An interim analysis of data from the phase 3 ASSURE trial indicated that these agents did not reduce disease recurrence; however, they did not worsen patient outcomes, either.
Naomi B. Haas
“Nobody is more disappointed than me, except possibly the patients who participated in this trial and patients with kidney cancer,” Naomi B. Haas, MD, associate professor of medicine at Abramson Cancer Center at the University of Pennsylvania, said during a press conference.
Observation is the standard approach in the adjuvant setting for patients with locally advanced kidney cancer at high risk for recurrence. Haas and colleagues indicated their trial is the largest to assess the efficacy of VEGF inhibitors in this setting.

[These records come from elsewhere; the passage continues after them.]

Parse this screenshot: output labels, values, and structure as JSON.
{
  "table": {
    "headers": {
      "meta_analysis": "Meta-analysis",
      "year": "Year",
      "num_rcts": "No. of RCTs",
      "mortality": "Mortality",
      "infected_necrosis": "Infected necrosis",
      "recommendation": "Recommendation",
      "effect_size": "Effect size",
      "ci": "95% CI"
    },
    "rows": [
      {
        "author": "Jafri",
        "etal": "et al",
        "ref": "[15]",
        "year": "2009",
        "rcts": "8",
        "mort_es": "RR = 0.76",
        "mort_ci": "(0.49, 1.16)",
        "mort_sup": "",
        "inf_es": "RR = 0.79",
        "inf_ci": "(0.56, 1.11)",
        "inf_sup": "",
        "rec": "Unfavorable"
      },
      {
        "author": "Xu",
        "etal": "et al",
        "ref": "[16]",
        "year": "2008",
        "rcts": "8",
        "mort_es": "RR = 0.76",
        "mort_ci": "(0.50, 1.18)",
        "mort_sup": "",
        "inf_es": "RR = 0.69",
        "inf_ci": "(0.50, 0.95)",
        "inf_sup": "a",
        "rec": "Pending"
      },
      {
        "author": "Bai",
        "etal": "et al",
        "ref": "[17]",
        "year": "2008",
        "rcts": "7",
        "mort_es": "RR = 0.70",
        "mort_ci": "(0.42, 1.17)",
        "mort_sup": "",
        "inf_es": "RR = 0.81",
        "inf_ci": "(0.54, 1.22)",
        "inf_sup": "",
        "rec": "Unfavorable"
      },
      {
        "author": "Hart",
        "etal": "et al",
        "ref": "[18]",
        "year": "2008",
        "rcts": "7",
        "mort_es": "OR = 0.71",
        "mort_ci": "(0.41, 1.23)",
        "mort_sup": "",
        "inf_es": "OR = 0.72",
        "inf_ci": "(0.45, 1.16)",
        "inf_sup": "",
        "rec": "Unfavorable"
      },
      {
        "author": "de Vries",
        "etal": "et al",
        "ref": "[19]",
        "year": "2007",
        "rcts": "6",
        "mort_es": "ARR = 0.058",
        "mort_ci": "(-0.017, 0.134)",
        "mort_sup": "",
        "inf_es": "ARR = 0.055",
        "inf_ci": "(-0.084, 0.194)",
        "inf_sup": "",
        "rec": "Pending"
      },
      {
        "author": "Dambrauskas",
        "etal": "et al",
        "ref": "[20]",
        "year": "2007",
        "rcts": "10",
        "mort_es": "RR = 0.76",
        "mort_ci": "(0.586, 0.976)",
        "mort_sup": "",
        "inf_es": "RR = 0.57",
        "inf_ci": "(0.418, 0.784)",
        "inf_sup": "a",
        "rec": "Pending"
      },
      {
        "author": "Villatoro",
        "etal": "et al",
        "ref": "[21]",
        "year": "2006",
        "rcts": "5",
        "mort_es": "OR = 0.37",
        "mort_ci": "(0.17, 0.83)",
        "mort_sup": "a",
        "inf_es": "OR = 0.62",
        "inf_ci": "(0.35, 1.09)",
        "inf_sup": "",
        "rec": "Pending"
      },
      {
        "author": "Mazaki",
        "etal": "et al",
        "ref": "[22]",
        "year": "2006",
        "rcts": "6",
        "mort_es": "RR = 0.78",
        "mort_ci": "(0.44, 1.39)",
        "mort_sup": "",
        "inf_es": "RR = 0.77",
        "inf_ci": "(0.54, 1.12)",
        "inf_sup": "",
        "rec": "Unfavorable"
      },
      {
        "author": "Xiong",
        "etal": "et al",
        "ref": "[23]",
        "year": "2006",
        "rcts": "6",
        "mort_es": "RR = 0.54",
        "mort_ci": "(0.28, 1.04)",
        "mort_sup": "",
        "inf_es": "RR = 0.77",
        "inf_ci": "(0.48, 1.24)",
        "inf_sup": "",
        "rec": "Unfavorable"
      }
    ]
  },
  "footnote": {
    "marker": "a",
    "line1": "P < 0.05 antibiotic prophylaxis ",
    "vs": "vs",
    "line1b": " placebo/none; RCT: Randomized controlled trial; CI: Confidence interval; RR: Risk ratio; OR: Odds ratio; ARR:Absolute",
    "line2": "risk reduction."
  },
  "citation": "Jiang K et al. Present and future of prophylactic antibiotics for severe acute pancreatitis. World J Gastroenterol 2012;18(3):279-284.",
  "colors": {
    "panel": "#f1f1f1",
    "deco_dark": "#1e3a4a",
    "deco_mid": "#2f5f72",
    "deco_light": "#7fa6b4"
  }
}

The researchers enrolled 1,943 patients with locally advanced renal cell carcinoma who were at high risk for recurrence based on the size and grade of their tumors or other factors, such as the spread of cancer to the lymph nodes.

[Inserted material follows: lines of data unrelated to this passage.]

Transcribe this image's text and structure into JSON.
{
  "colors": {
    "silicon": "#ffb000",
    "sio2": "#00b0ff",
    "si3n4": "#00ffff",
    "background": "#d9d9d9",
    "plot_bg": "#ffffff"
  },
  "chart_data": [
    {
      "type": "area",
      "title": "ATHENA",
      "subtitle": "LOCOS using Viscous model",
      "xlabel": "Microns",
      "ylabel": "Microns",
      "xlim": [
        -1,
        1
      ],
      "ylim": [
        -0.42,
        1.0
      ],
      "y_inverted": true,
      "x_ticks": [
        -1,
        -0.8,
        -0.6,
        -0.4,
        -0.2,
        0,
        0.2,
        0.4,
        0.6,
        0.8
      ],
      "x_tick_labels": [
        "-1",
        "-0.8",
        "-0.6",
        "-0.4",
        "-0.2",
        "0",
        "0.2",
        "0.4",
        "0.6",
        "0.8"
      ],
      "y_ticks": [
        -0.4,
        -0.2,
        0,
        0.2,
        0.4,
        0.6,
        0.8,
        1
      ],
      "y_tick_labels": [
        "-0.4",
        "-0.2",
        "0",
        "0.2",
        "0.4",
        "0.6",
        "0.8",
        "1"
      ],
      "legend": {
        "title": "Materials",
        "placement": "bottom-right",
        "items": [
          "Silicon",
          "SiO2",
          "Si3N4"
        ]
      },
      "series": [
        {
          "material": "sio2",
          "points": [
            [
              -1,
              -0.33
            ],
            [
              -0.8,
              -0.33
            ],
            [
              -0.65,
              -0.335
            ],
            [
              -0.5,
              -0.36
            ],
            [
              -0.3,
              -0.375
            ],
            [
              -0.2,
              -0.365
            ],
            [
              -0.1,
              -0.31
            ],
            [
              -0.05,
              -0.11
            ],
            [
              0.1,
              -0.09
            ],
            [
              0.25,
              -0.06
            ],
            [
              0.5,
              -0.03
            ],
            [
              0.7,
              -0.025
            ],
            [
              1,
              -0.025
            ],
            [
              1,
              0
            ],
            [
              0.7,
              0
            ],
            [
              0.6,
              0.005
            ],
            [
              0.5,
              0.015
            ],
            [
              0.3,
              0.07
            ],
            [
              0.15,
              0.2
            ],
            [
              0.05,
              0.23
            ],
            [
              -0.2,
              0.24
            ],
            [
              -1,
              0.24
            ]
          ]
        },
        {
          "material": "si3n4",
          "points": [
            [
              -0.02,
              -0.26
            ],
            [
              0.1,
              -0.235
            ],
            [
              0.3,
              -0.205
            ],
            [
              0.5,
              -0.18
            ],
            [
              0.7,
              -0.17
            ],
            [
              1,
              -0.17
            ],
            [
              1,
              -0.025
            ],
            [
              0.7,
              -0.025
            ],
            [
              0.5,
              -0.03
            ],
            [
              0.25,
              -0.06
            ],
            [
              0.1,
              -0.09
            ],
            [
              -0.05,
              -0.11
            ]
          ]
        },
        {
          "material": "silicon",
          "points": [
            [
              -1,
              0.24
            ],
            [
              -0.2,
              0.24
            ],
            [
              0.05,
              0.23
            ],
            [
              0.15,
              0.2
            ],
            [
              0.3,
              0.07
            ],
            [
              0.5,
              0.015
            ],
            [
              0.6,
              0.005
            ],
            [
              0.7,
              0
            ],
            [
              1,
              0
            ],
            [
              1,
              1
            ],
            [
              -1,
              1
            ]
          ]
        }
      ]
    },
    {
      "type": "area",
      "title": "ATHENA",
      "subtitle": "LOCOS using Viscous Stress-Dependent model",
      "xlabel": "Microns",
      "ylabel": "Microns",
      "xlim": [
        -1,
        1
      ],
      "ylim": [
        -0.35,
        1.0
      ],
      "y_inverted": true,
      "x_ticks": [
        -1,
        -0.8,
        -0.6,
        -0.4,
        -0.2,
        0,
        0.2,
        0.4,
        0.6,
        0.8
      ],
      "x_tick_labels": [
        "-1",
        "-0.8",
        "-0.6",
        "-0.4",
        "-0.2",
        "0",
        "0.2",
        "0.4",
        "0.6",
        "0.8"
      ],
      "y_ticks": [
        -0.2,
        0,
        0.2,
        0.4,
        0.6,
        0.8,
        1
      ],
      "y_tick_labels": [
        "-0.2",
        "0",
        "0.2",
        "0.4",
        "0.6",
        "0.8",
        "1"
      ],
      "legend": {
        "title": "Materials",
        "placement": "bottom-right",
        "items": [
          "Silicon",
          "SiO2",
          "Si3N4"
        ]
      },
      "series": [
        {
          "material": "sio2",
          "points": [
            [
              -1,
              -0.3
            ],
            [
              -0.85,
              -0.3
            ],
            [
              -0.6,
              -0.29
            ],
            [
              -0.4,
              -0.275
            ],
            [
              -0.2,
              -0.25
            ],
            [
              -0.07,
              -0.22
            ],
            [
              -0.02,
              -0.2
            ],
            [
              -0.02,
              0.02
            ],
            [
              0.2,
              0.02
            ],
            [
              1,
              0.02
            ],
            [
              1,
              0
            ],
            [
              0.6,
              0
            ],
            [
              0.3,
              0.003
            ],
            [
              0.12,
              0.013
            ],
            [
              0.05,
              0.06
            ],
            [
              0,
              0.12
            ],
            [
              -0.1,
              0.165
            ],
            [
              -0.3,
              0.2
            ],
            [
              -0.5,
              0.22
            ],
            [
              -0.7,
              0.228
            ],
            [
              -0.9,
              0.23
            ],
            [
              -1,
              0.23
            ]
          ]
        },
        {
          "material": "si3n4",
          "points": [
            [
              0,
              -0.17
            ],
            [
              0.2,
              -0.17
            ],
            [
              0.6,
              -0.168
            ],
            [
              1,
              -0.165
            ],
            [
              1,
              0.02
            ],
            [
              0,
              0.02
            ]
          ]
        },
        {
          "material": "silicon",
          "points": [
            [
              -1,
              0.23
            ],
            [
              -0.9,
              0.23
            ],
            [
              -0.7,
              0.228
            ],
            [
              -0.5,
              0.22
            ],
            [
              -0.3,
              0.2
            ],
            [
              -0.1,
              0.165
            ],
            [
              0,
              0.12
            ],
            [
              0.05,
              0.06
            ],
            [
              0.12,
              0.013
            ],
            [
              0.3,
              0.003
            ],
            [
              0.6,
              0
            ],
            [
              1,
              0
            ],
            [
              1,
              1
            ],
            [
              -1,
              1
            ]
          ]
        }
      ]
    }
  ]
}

Researchers randomly assigned patients to 1 year of adjuvant therapy with sorafenib (Nexavar; Bayer, Onyx), sunitinib (Sutent, Pfizer) or placebo.
Researchers observed similar results in all three treatment arms, with approximately 40% of patients in each group experiencing recurrence. Median DFS was 5.6 years for patients assigned sorafenib, 5.6 years for patients assigned sunitinib and 5.7 years for patients assigned placebo.
Haas and colleagues are still analyzing patients enrolled on the study and hope to identify a subset who can still benefit from these drugs.
“The mechanism by which anti-angiogenic therapies work is very different than chemotherapy approaches and immunotherapy approaches,” Haas said. “As we analyze smaller subsets of patients on this trial, hopefully we will learn more about who might benefit from these types of approaches and who this kind of approach is detrimental toward.” – by Anthony SanFilippo
Reference:
Haas NB, et al. Abstract 403. Presented at: Genitourinary Cancers Symposium; Feb. 26-28, 2015; Orlando, Florida.
Disclosure: The researchers report research funding/honoraria from, consultant/advisory roles and employment relationships with, stock ownership in, speakers bureau roles with and other relationships with Amgen, Bayer, Boehringer Ingelheim, Bristol-Myers Squibb, Genentech, GlaxoSmithKline, Janssen, Johnson & Johnson, Lilly, Merck, Novartis, Pfizer, Sanofi and several other pharmaceutical companies.